GST lists strike a fine balance
The challenge will be to keep prices and inflation in check
India moved a step closer to its tryst with financial destiny with the GST Council slotting thousands of products and services into the five different tax slabs. The government has sought to balance two different sets of objectives. One is to tax enough products at sufficiently high rates so that the revenue base expands as the larger economy does. The other was to try to keep prices and inflation from spiking as a number of sectors are set to experience higher rates. The rates announced indicate the latter goal has dominated government thinking. Politically it is the impact on prices that matters. Almost every country that has introduced a GST-type tax reform has seen prices increase initially. Some governments, such as in Canada, have fallen as a consequence even though the reform was later hailed as a macro-economic success. There is an additional policy concern. With the Reserve Bank of India already skittish about inflation, a GST price spike would make it even more unwilling to consider reducing interest rates.
On the face of the preliminary tax lists released, the government seems to have tilted the balance in favour of holding down prices. Almost all primary food articles attract no tax at all. Finance Minister Arun Jaitley says 60% of the items presently taxed at 32% – a composite of the several taxes that GST will be replacing – will be reduced at four percentage points less. Almost everything that the average Indian uses will be taxed at 18% or below. Even the expected sting in the GST tail of higher service taxes has not occurred with many sectors being taxed lower than the existing service tax.

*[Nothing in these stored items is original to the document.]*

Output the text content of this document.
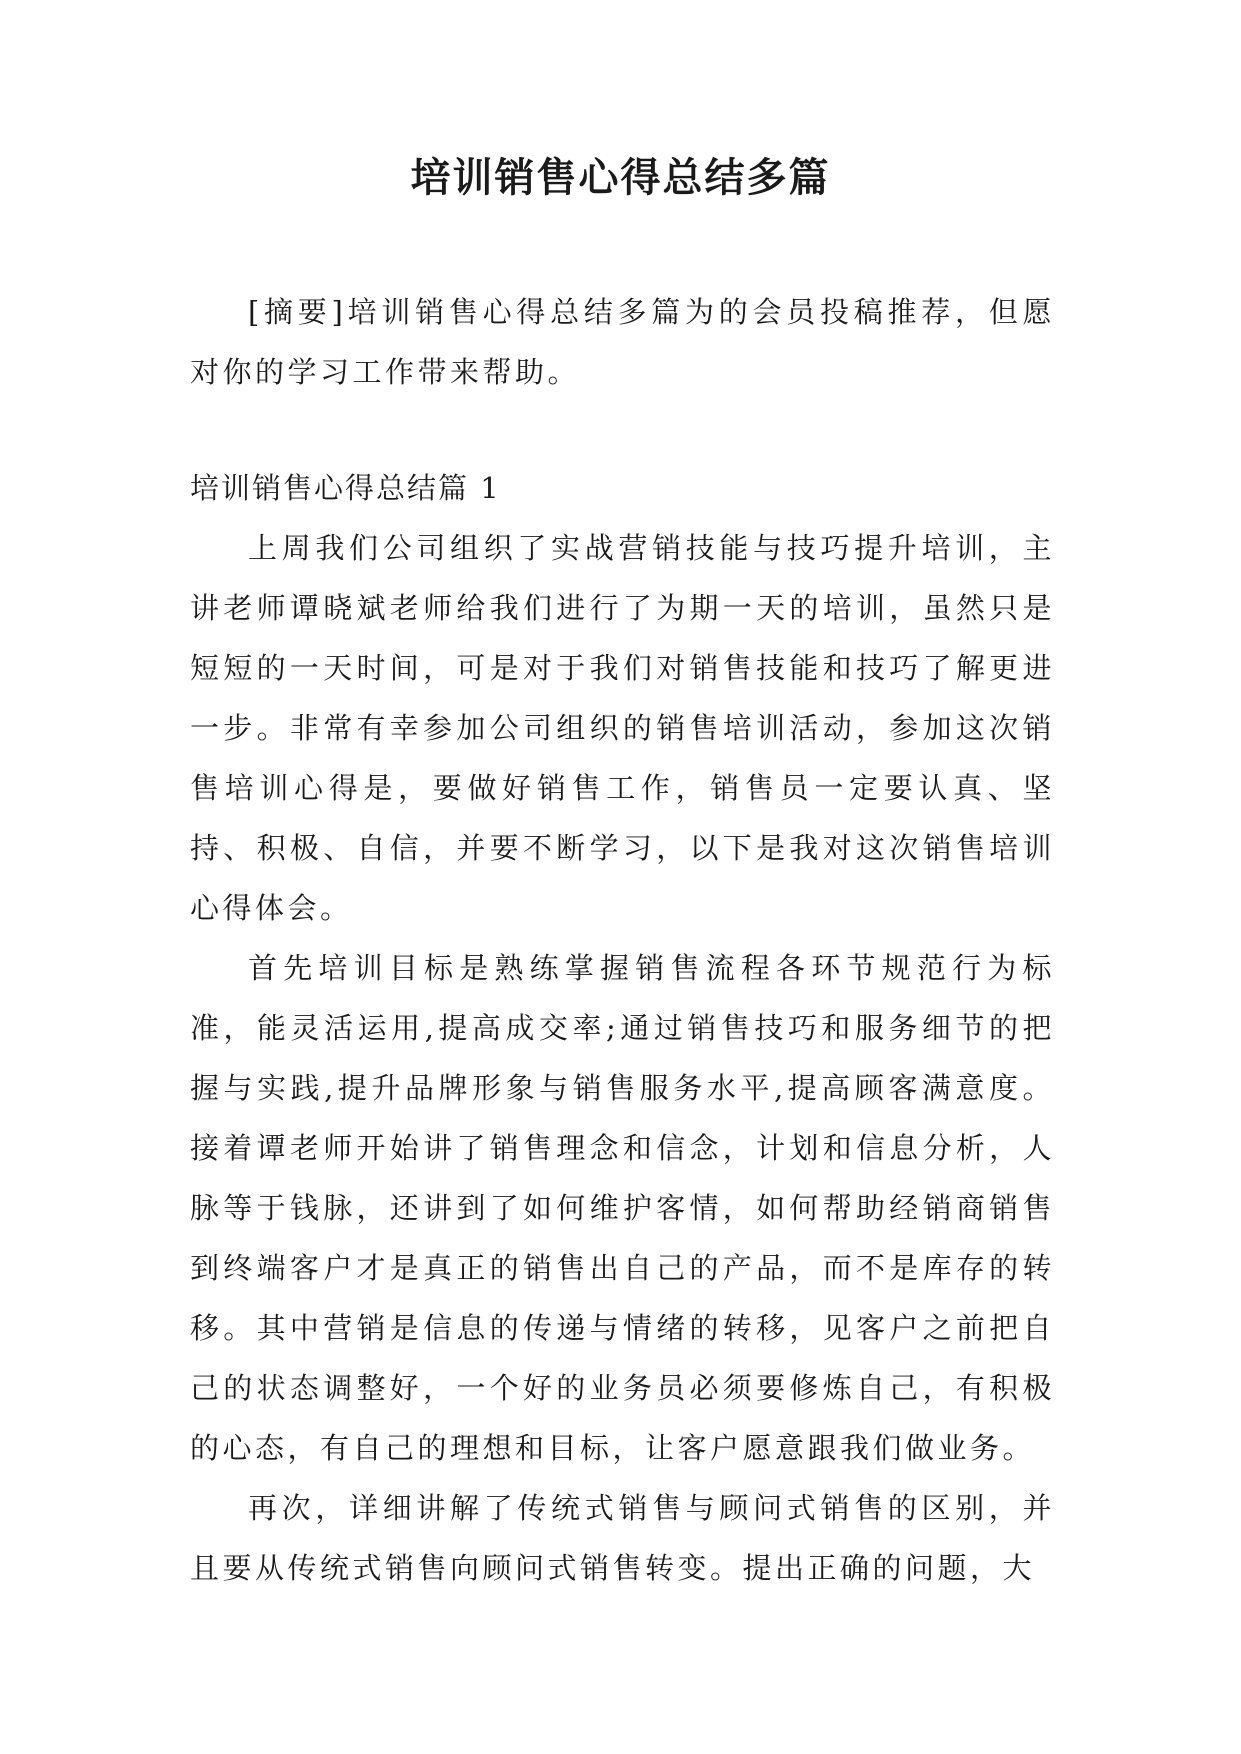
培训销售心得总结多篇

[摘要]培训销售心得总结多篇为的会员投稿推荐，但愿对你的学习工作带来帮助。

培训销售心得总结篇 1

上周我们公司组织了实战营销技能与技巧提升培训，主讲老师谭晓斌老师给我们进行了为期一天的培训，虽然只是短短的一天时间，可是对于我们对销售技能和技巧了解更进一步。非常有幸参加公司组织的销售培训活动，参加这次销售培训心得是，要做好销售工作，销售员一定要认真、坚持、积极、自信，并要不断学习，以下是我对这次销售培训心得体会。

首先培训目标是熟练掌握销售流程各环节规范行为标准，能灵活运用,提高成交率;通过销售技巧和服务细节的把握与实践,提升品牌形象与销售服务水平,提高顾客满意度。接着谭老师开始讲了销售理念和信念，计划和信息分析，人脉等于钱脉，还讲到了如何维护客情，如何帮助经销商销售到终端客户才是真正的销售出自己的产品，而不是库存的转移。其中营销是信息的传递与情绪的转移，见客户之前把自己的状态调整好，一个好的业务员必须要修炼自己，有积极的心态，有自己的理想和目标，让客户愿意跟我们做业务。

再次，详细讲解了传统式销售与顾问式销售的区别，并且要从传统式销售向顾问式销售转变。提出正确的问题，大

The government is nervous that industry will not pass on tax benefits to consumers, instead pocketing the gains – hence the anti-profiteering clause in the GST law. This could be difficult to enforce primarily due to the sheer multiplicity of rates. GST will also result in enormous restructuring of national supply chains and industry will have to offset that cost. The impact on the economy will unfold over many years and is likely to be immensely positive. Its impact on the nation’s politics, however, will be immediate and revolve around how it plays out at the shop level.